Pick SGLang when you want strong custom-mask support or its n-gram speculative decoding. Like vLLM, some inferlet features that depend on raw forward-pass control are not available through SGLang; those require a Pie-controlled driver such as cuda_native or dev.
Install
pie driver sglang install ~/.pie/venvs/sglang --run
pie driver sglang set venv ~/.pie/venvs/sglang
pie driver sglang doctor
This installs pie-driver-sglang into a Python 3.12 virtual environment. SGLang, Torch, and FlashInfer pins are co-resolved; expect a large install.
Configuration
[model.driver]
type = "sglang"
device = ["cuda:0"]
activation_dtype = "bfloat16"
[model.driver.options]
venv = "/home/me/.pie/venvs/sglang"
attention_backend = "triton" # triton / flashinfer / fa3 / fa4 / …
mem_fraction_static = 0.65
page_size = 16
disable_radix_cache = true
disable_cuda_graph = false
# cuda_graph_max_bs = 256 # default: sglang auto-picks
# max_running_requests = 256 # default: sglang auto-picks
# max_total_tokens = 65536 # default: sglang auto-picks
# chunked_prefill_size = 8192 # default: sglang auto-picks
kv_cache_dtype = "auto"
trust_remote_code = true
# context_length = 8192 # default: read from HF config
# Pinned-host KV pool for D2H/H2D swap (GiB). 0 = disabled.
cpu_mem_budget_in_gb = 0
# n-gram speculative decoding (driver-supplied drafts)
spec_ngram_enabled = false
spec_ngram_num_drafts = 4
spec_ngram_max_depth = 18
spec_ngram_capacity = 1_000_000
| Key | Default | Description |
|---|---|---|
attention_backend | "triton" | triton / flashinfer / flex_attention / fa3 / fa4 / aiter / wave / torch_native / etc. triton works on any NVIDIA SM 7.5+ and is stable across sglang versions. |
mem_fraction_static | 0.65 | Fraction of free GPU memory reserved for KV cache + activations.
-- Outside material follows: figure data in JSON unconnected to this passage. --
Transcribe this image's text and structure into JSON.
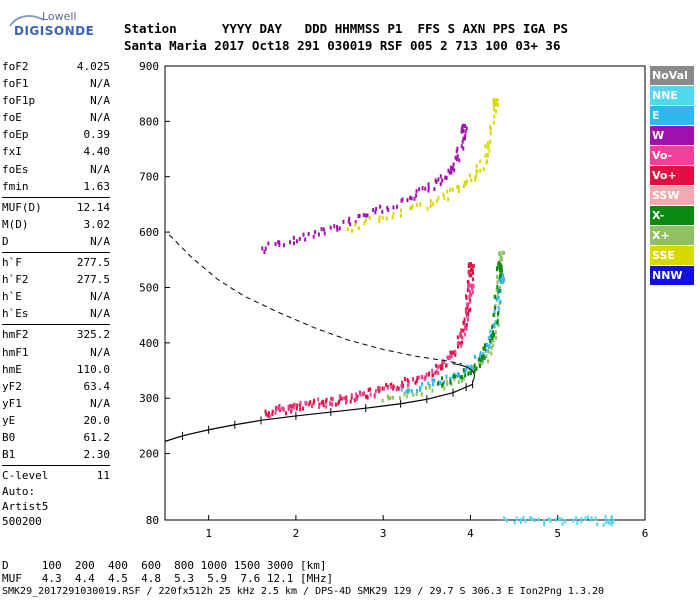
{
  "logo": {
    "top": "Lowell",
    "main": "DIGISONDE"
  },
  "header": {
    "row1": "Station      YYYY DAY   DDD HHMMSS P1  FFS S AXN PPS IGA PS",
    "row2": "Santa Maria 2017 Oct18 291 030019 RSF 005 2 713 100 03+ 36"
  },
  "params": {
    "group1": [
      {
        "label": "foF2",
        "value": "4.025"
      },
      {
        "label": "foF1",
        "value": "N/A"
      },
      {
        "label": "foF1p",
        "value": "N/A"
      },
      {
        "label": "foE",
        "value": "N/A"
      },
      {
        "label": "foEp",
        "value": "0.39"
      },
      {
        "label": "fxI",
        "value": "4.40"
      },
      {
        "label": "foEs",
        "value": "N/A"
      },
      {
        "label": "fmin",
        "value": "1.63"
      }
    ],
    "group2": [
      {
        "label": "MUF(D)",
        "value": "12.14"
      },
      {
        "label": "M(D)",
        "value": "3.02"
      },
      {
        "label": "D",
        "value": "N/A"
      }
    ],
    "group3": [
      {
        "label": "h`F",
        "value": "277.5"
      },
      {
        "label": "h`F2",
        "value": "277.5"
      },
      {
        "label": "h`E",
        "value": "N/A"
      },
      {
        "label": "h`Es",
        "value": "N/A"
      }
    ],
    "group4": [
      {
        "label": "hmF2",
        "value": "325.2"
      },
      {
        "label": "hmF1",
        "value": "N/A"
      },
      {
        "label": "hmE",
        "value": "110.0"
      },
      {
        "label": "yF2",
        "value": "63.4"
      },
      {
        "label": "yF1",
        "value": "N/A"
      },
      {
        "label": "yE",
        "value": "20.0"
      },
      {
        "label": "B0",
        "value": "61.2"
      },
      {
        "label": "B1",
        "value": "2.30"
      }
    ],
    "group5": [
      {
        "label": "C-level",
        "value": "11"
      }
    ]
  },
  "auto": {
    "line1": "Auto:",
    "line2": "Artist5",
    "line3": "500200"
  },
  "legend": [
    {
      "label": "NoVal",
      "color": "#8a8a8a"
    },
    {
      "label": "NNE",
      "color": "#4fd8f0"
    },
    {
      "label": "E",
      "color": "#2fb8ef"
    },
    {
      "label": "W",
      "color": "#a010b0"
    },
    {
      "label": "Vo-",
      "color": "#f0409a"
    },
    {
      "label": "Vo+",
      "color": "#e01040"
    },
    {
      "label": "SSW",
      "color": "#f4a8b0"
    },
    {
      "label": "X-",
      "color": "#0a8a10"
    },
    {
      "label": "X+",
      "color": "#90c060"
    },
    {
      "label": "SSE",
      "color": "#d8d800"
    },
    {
      "label": "NNW",
      "color": "#1010d8"
    }
  ],
  "footer": {
    "row1": "D     100  200  400  600  800 1000 1500 3000 [km]",
    "row2": "MUF   4.3  4.4  4.5  4.8  5.3  5.9  7.6 12.1 [MHz]",
    "row3": "SMK29_2017291030019.RSF / 220fx512h 25 kHz 2.5 km / DPS-4D SMK29 129 / 29.7 S 306.3 E Ion2Png 1.3.20"
  },
  "chart_data": {
    "type": "scatter",
    "title": "",
    "xlabel": "",
    "ylabel": "",
    "xlim": [
      0.5,
      6.0
    ],
    "ylim": [
      80,
      900
    ],
    "xticks": [
      1,
      2,
      3,
      4,
      5,
      6
    ],
    "yticks": [
      80,
      200,
      300,
      400,
      500,
      600,
      700,
      800,
      900
    ],
    "series": [
      {
        "name": "Vo+",
        "color": "#e01040",
        "x": [
          1.65,
          1.8,
          2.0,
          2.2,
          2.4,
          2.6,
          2.8,
          3.0,
          3.2,
          3.4,
          3.6,
          3.75,
          3.85,
          3.92,
          3.96,
          3.98,
          4.0
        ],
        "y": [
          275,
          282,
          288,
          293,
          298,
          303,
          310,
          318,
          328,
          340,
          356,
          374,
          398,
          430,
          470,
          510,
          540
        ]
      },
      {
        "name": "Vo-",
        "color": "#f0409a",
        "x": [
          1.7,
          2.0,
          2.4,
          2.8,
          3.2,
          3.6,
          3.8,
          3.95,
          4.0
        ],
        "y": [
          278,
          287,
          298,
          309,
          326,
          352,
          384,
          440,
          500
        ]
      },
      {
        "name": "X+",
        "color": "#90c060",
        "x": [
          3.0,
          3.3,
          3.6,
          3.9,
          4.1,
          4.2,
          4.26,
          4.3,
          4.32,
          4.34
        ],
        "y": [
          300,
          312,
          325,
          340,
          360,
          385,
          420,
          470,
          520,
          560
        ]
      },
      {
        "name": "E",
        "color": "#2fb8ef",
        "x": [
          3.2,
          3.5,
          3.8,
          4.0,
          4.15,
          4.25,
          4.3,
          4.35
        ],
        "y": [
          318,
          328,
          342,
          360,
          385,
          420,
          470,
          520
        ]
      },
      {
        "name": "X-",
        "color": "#0a8a10",
        "x": [
          3.6,
          3.9,
          4.1,
          4.2,
          4.28,
          4.32
        ],
        "y": [
          330,
          345,
          368,
          400,
          450,
          540
        ]
      },
      {
        "name": "W",
        "color": "#a010b0",
        "x": [
          1.6,
          1.9,
          2.2,
          2.5,
          2.8,
          3.1,
          3.4,
          3.6,
          3.75,
          3.85,
          3.92
        ],
        "y": [
          572,
          586,
          600,
          615,
          632,
          652,
          672,
          692,
          712,
          740,
          790
        ]
      },
      {
        "name": "SSE",
        "color": "#d8d800",
        "x": [
          2.6,
          3.0,
          3.4,
          3.7,
          3.9,
          4.05,
          4.15,
          4.22,
          4.28
        ],
        "y": [
          610,
          628,
          648,
          668,
          686,
          705,
          730,
          770,
          840
        ]
      },
      {
        "name": "NNE",
        "color": "#4fd8f0",
        "x": [
          4.4,
          4.7,
          5.0,
          5.3,
          5.6
        ],
        "y": [
          82,
          82,
          82,
          82,
          82
        ]
      }
    ],
    "profile": {
      "x": [
        0.5,
        0.7,
        1.0,
        1.3,
        1.6,
        2.0,
        2.4,
        2.8,
        3.2,
        3.5,
        3.8,
        3.95,
        4.025
      ],
      "y": [
        222,
        232,
        243,
        252,
        260,
        268,
        275,
        282,
        290,
        298,
        310,
        320,
        325
      ]
    },
    "dashed_curve": {
      "x": [
        0.55,
        0.8,
        1.1,
        1.4,
        1.8,
        2.2,
        2.6,
        3.0,
        3.4,
        3.7,
        3.9
      ],
      "y": [
        595,
        555,
        515,
        485,
        455,
        428,
        405,
        388,
        375,
        368,
        362
      ]
    }
  }
}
Lower than sglang's standalone 0.88 because pie's KV-rebind allocates a parallel tensor in pie's canonical layout. |
page_size | 16 | KV cache page size override. Unset lets sglang pick. |
disable_radix_cache | true | Disable SGLang's radix cache. Pie owns prefix sharing through its scheduler, so the default avoids duplicated caching work while still allowing explicit experiments. |
disable_cuda_graph | false | Run eager (no torch.compile, no CUDA graphs). |
cuda_graph_max_bs | unset | Override the largest CUDA-graph batch-size bin sglang captures. Unset = sglang's auto-pick. |
max_running_requests | unset | Cap on simultaneously-running requests. Unset = sglang's auto-pick based on max_total_tokens. |
max_total_tokens | unset | Cap on total tokens (across requests) per fire_batch. Unset = sglang's auto-pick. |
chunked_prefill_size | unset | Chunked-prefill size override. |
kv_cache_dtype | "auto" | KV cache element dtype. auto inherits the activation dtype. |
trust_remote_code | true | Trust user-supplied remote code in HF repos (needed for some models). |
context_length | unset | Explicit context length cap. Unset reads from HF config. |
cpu_mem_budget_in_gb | 0 | Pinned-host KV pool for D2H/H2D swap, in GiB. 0 disables swap. (Pie knob, not an sglang ServerArgs field.) |
spec_ngram_enabled | false | Enable n-gram speculative decoding (sglang-side drafting). The inferlet opts in to seeing drafts via output_speculative_tokens(true) on its forward pass; otherwise they are dropped. |
spec_ngram_num_drafts | 4 | Drafts proposed per accepted iteration. |
spec_ngram_max_depth | 18 | Maximum n-gram trie depth. |
spec_ngram_capacity | 1_000_000 | Approximate node budget for the trie. |
Supported architectures
SGLang accepts anything in its model zoo. See the SGLang supported models list for the authoritative roster.
Quantization
SGLang has its own quantization knobs (quantization, kv_cache_dtype, etc.). Set them under [model.driver.options] exactly as SGLang expects.